Start with [Model Preparation](https://docs.luxonis.com/cloud/hubai/model-registry/preparation.md) to prepare the model files and
model card in a supported format.

Then follow [Upload/Download](https://docs.luxonis.com/cloud/hubai/model-registry/upload-download.md) to add the model to HubAI.
During upload:

> **Choose the right upload format**
> For custom YOLO models use the YOLO upload path with PyTorch (`.pt`) weights. For most other custom models, export to ONNX and use the Custom upload path. ONNX is the general interchange format for non-YOLO models and usually preserves the original architecture, while the YOLO-specific path standardizes outputs for native parsing and more on-device post-processing. See [Conversion to ONNX](https://docs.luxonis.com/software-v3/ai-inference/conversion/onnx-conversion.md) for more detail.

Once the base model is uploaded, continue with conversion in the Model Registry workflow.

## 2. Convert the model in HubAI

Continue with [Detailed Conversion](https://docs.luxonis.com/cloud/hubai/model-registry/detailed-conversion.md) to convert the
uploaded model into a deployable RVC output without uploading it again.

The output of the finished conversion step:

 * a converted model instance attached to the existing HubAI model entry
 * a copyable HubAI model reference that you can pass to `generic-example`

The easiest handoff is to keep the converted result attached to a Model Registry entry so you can reference it later from HubAI or
`oak-examples`.

After that, copy the model reference from the Model Registry page as shown in
[Upload/Download](https://docs.luxonis.com/cloud/hubai/model-registry/upload-download.md).

> **Quick Conversion is still available**
> [Quick Conversion](https://docs.luxonis.com/cloud/hubai/quick-conversion.md) is still useful for one-off jobs, especially when you want to upload, convert, and download a model in one place. In this tutorial it is not the primary path because the model has already been uploaded to HubAI.

## 3. Create a team API key

If the model is public, you can skip this step. If it is team-owned and private, create a key from [API
Keys](https://docs.luxonis.com/cloud/api/api-keys.md).

For local scripts such as `generic-example`, prefer setting the key at runtime with `DEPTHAI_HUB_API_KEY` instead of hardcoding it
in source files.
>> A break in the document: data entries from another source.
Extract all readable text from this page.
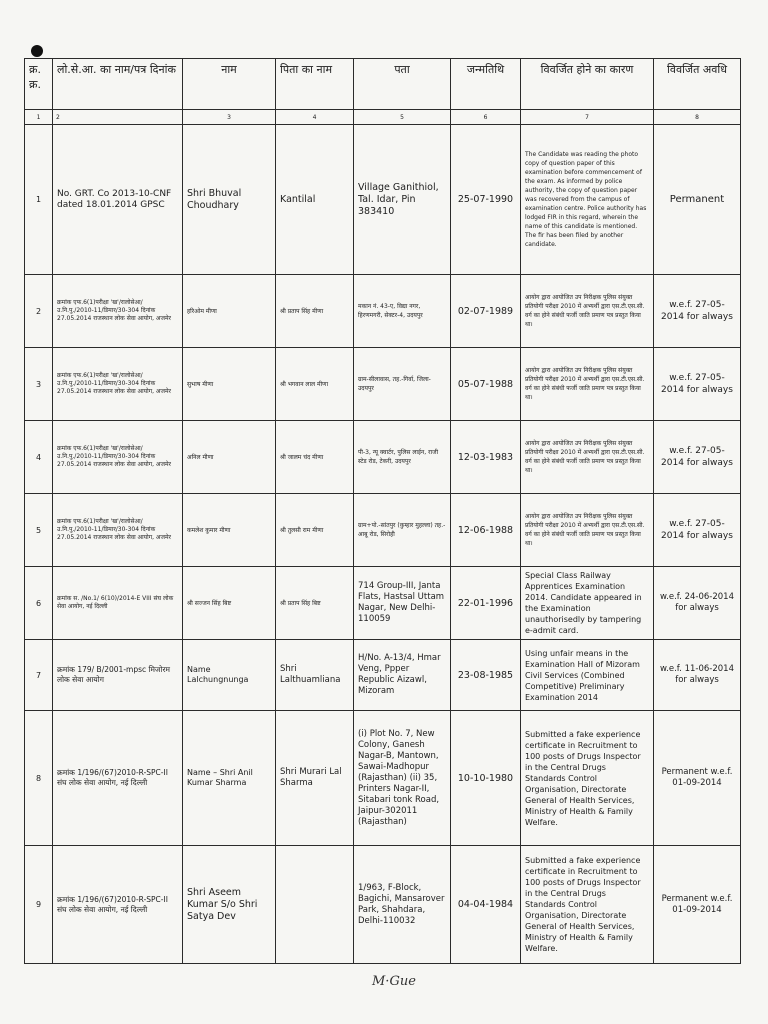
क्र. क्र.	लो.से.आ. का नाम/पत्र दिनांक	नाम	पिता का नाम	पता	जन्मतिथि	विवर्जित होने का कारण	विवर्जित अवधि
1	2	3	4	5	6	7	8
1	No. GRT. Co 2013-10-CNF dated 18.01.2014 GPSC	Shri Bhuval Choudhary	Kantilal	Village Ganithiol, Tal. Idar, Pin 383410	25-07-1990	The Candidate was reading the photo copy of question paper of this examination before commencement of the exam. As informed by police authority, the copy of question paper was recovered from the campus of examination centre. Police authority has lodged FIR in this regard, wherein the name of this candidate is mentioned. The fir has been filed by another candidate.	Permanent
2	क्रमांक एफ.6(1)परीक्षा 'ख'/रालोसेआ/उ.नि.पु./2010-11/डिमार/30-304 दिनांक 27.05.2014 राजस्थान लोक सेवा आयोग, अजमेर	हरिओम मीणा	श्री प्रताप सिंह मीणा	मकान नं. 43-ए, विद्या नगर, हिरणमगरी, सेक्टर-4, उदयपुर	02-07-1989	आयोग द्वारा आयोजित उप निरीक्षक पुलिस संयुक्त प्रतियोगी परीक्षा 2010 में अभ्यर्थी द्वारा एस.टी.एस.सी. वर्ग का होने संबंधी फर्जी जाति प्रमाण पत्र प्रस्तुत किया था।	w.e.f. 27-05-2014 for always
3	क्रमांक एफ.6(1)परीक्षा 'ख'/रालोसेआ/उ.नि.पु./2010-11/डिमार/30-304 दिनांक 27.05.2014 राजस्थान लोक सेवा आयोग, अजमेर	सुभाष मीणा	श्री भगवान लाल मीणा	ग्राम-सीलावास, तह.-गिर्वा, जिला-उदयपुर	05-07-1988	आयोग द्वारा आयोजित उप निरीक्षक पुलिस संयुक्त प्रतियोगी परीक्षा 2010 में अभ्यर्थी द्वारा एस.टी.एस.सी. वर्ग का होने संबंधी फर्जी जाति प्रमाण पत्र प्रस्तुत किया था।	w.e.f. 27-05-2014 for always
4	क्रमांक एफ.6(1)परीक्षा 'ख'/रालोसेआ/उ.नि.पु./2010-11/डिमार/30-304 दिनांक 27.05.2014 राजस्थान लोक सेवा आयोग, अजमेर	अनिल मीणा	श्री जालम चंद मीणा	पी-3, न्यू क्वार्टर, पुलिस लाईन, राजी स्टेड रोड, टेकरी, उदयपुर	12-03-1983	आयोग द्वारा आयोजित उप निरीक्षक पुलिस संयुक्त प्रतियोगी परीक्षा 2010 में अभ्यर्थी द्वारा एस.टी.एस.सी. वर्ग का होने संबंधी फर्जी जाति प्रमाण पत्र प्रस्तुत किया था।	w.e.f. 27-05-2014 for always
5	क्रमांक एफ.6(1)परीक्षा 'ख'/रालोसेआ/उ.नि.पु./2010-11/डिमार/30-304 दिनांक 27.05.2014 राजस्थान लोक सेवा आयोग, अजमेर	कमलेश कुमार मीणा	श्री तुलसी राम मीणा	ग्राम+पो.-सांतपुर (कुम्हार मुहल्ला) तह.-आबू रोड, सिरोही	12-06-1988	आयोग द्वारा आयोजित उप निरीक्षक पुलिस संयुक्त प्रतियोगी परीक्षा 2010 में अभ्यर्थी द्वारा एस.टी.एस.सी. वर्ग का होने संबंधी फर्जी जाति प्रमाण पत्र प्रस्तुत किया था।	w.e.f. 27-05-2014 for always
6	क्रमांक स. /No.1/ 6(10)/2014-E VIII संघ लोक सेवा आयोग, नई दिल्ली	श्री सज्जन सिंह बिष्ट	श्री प्रताप सिंह बिष्ट	714 Group-III, Janta Flats, Hastsal Uttam Nagar, New Delhi-110059	22-01-1996	Special Class Railway Apprentices Examination 2014. Candidate appeared in the Examination unauthorisedly by tampering e-admit card.	w.e.f. 24-06-2014 for always
7	क्रमांक 179/ B/2001-mpsc मिजोरम लोक सेवा आयोग	Name Lalchungnunga	Shri Lalthuamliana	H/No. A-13/4, Hmar Veng, Ppper Republic Aizawl, Mizoram	23-08-1985	Using unfair means in the Examination Hall of Mizoram Civil Services (Combined Competitive) Preliminary Examination 2014	w.e.f. 11-06-2014 for always
8	क्रमांक 1/196/(67)2010-R-SPC-II संघ लोक सेवा आयोग, नई दिल्ली	Name – Shri Anil Kumar Sharma	Shri Murari Lal Sharma	(i) Plot No. 7, New Colony, Ganesh Nagar-B, Mantown, Sawai-Madhopur (Rajasthan) (ii) 35, Printers Nagar-II, Sitabari tonk Road, Jaipur-302011 (Rajasthan)	10-10-1980	Submitted a fake experience certificate in Recruitment to 100 posts of Drugs Inspector in the Central Drugs Standards Control Organisation, Directorate General of Health Services, Ministry of Health & Family Welfare.	Permanent w.e.f. 01-09-2014
9	क्रमांक 1/196/(67)2010-R-SPC-II संघ लोक सेवा आयोग, नई दिल्ली	Shri Aseem Kumar S/o Shri Satya Dev		1/963, F-Block, Bagichi, Mansarover Park, Shahdara, Delhi-110032	04-04-1984	Submitted a fake experience certificate in Recruitment to 100 posts of Drugs Inspector in the Central Drugs Standards Control Organisation, Directorate General of Health Services, Ministry of Health & Family Welfare.	Permanent w.e.f. 01-09-2014
M·Gue
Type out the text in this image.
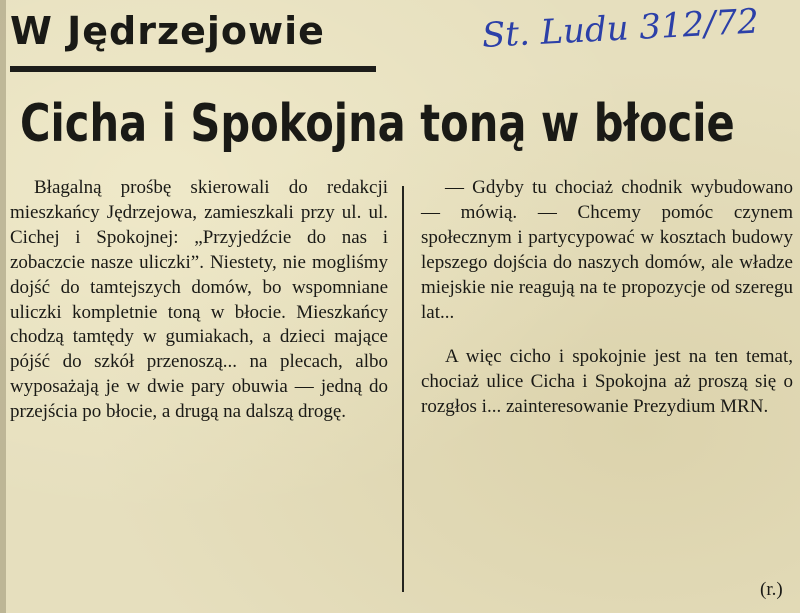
W Jędrzejowie	St. Ludu 312/72
Cicha i Spokojna toną w błocie

Błagalną prośbę skierowali do redakcji mieszkańcy Jędrzejowa, zamieszkali przy ul. ul. Cichej i Spokojnej: „Przyjedźcie do nas i zobaczcie nasze uliczki”. Niestety, nie mogliśmy dojść do tamtejszych domów, bo wspomniane uliczki kompletnie toną w błocie. Mieszkańcy chodzą tamtędy w gumiakach, a dzieci mające pójść do szkół przenoszą... na plecach, albo wyposażają je w dwie pary obuwia — jedną do przejścia po błocie, a drugą na dalszą drogę.

— Gdyby tu chociaż chodnik wybudowano — mówią. — Chcemy pomóc czynem społecznym i partycypować w kosztach budowy lepszego dojścia do naszych domów, ale władze miejskie nie reagują na te propozycje od szeregu lat...

A więc cicho i spokojnie jest na ten temat, chociaż ulice Cicha i Spokojna aż proszą się o rozgłos i... zainteresowanie Prezydium MRN.

(r.)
The recommended handling patterns are documented in [API Key Good
Practices](https://docs.luxonis.com/software-v3/oak-apps/apikey-good-practices.md).

## 4. Run generic-example and inspect the output

The [generic example from oak-examples](https://github.com/luxonis/oak-examples/tree/main/neural-networks/generic-example) is the
fastest editable path for validating a model coming from HubAI. It expects a HubAI model reference through `--model`, and for
private models it can read the key from `DEPTHAI_HUB_API_KEY` or `--api_key`.

```bash
git clone --depth 1 --branch main https://github.com/luxonis/oak-examples.git
cd oak-examples/neural-networks/generic-example
python3 -m venv venv
source venv/bin/activate
pip install -r requirements.txt
export DEPTHAI_HUB_API_KEY="<YOUR_TEAM_API_KEY>"
python3 main.py --model "<YOUR_MODEL_REFERENCE>"
```

On Windows, use `python` instead of `python3`, activate the virtual environment with `venv\\Scripts\\activate`, and set the
variable with `set DEPTHAI_HUB_API_KEY=<YOUR_TEAM_API_KEY>`.

When the script starts successfully, it downloads the model from HubAI, creates the pipeline, and gives you the viewer
instructions for the local visualizer session. Use that session to confirm the model output is correct on device.

Common variations:

 * Add `--overlay_mode` for array outputs such as segmentation or depth-like maps.
 * Add `--media_path <PATH_TO_IMAGE_OR_VIDEO>` if you want to test on a file instead of live camera input.
 * Pass `--api_key "<YOUR_TEAM_API_KEY>"` if you prefer not to export `DEPTHAI_HUB_API_KEY`.